The last resort should be litigation. “The board and management have to be peacemakers,” says Deborah Gordon, who is the director of operations at Kaled Management Corporation, which is located in Westbury, New York. “If lawyer’s letters are involved, it’s going to cost the building money. If the case is won by the board, the shareholder has to pay the legal fees.

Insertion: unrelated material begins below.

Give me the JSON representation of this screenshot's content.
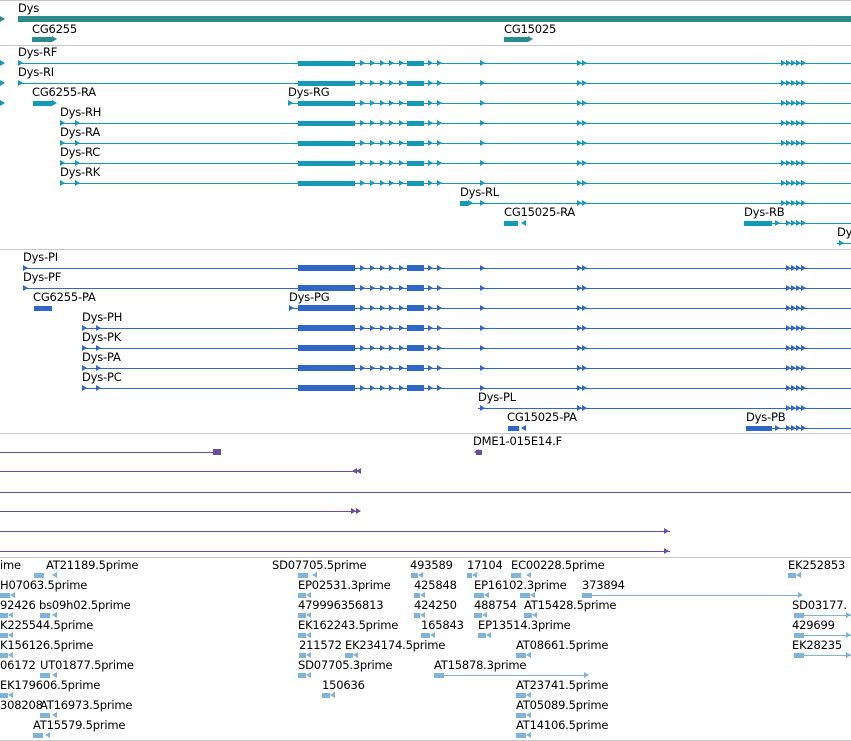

If the case is not won, the building gets stuck with legal fees -- and the building doesn’t want to do that.”
Iris Shorin, a Manhattan-based real estate attorney, cites a “traditional, non-litigious” building and says this type of building can exist. “Neighbors may sue neighbors, but we’re not a litigious board,” she explains. “We know how much litigation costs, and we will try to settle with the resident no matter how long it takes.”
However, if the board or management company is not being responsive and the problem is escalating, residents may consider taking matters into their own hands. “A lot of times owners think that the association is Big Brother and takes care of everything for them and that's not the case,” says Levine. “They certainly have independent rights to go directly to court.”
The Last Straw
If your board has tried negotiating, mediating, and friendly-but-firm directives to get a problem resident to change their disruptive ways to no avail, voting them out of the building may be the next, and final, step in solving the problem. “The notice must be detailed, telling the shareholder what they’ve done,” says Gil Feder, who practices law in New York City. “The letter should outline how long they have to fix the problem; sometimes, if it’s one incident, they’ll say don’t do it again.”
A resident or tenant can overturn the eviction decision if, according to Worrall, the board attempted to evict someone without following the proper legal process and without the proper legal advice from their attorney. “That can open you up to all kinds of liability and accusational issues,” he says.
In the end, dealing with a disruptive, unpleasant, problem resident is hard on everybody—both the disruptive resident’s neighbors, as well as the board and building management. That said, neighbors, boards and management who work together to resolve problems efficiently and effectively will find that the residents do not really want to cause problems—they just want to have their complaints heard and fixed.
Lisa Iannucci is a freelance writer and a frequent contributor to The South Florida Cooperator. Editorial Assistant Maggie Puniewska contributed to this article.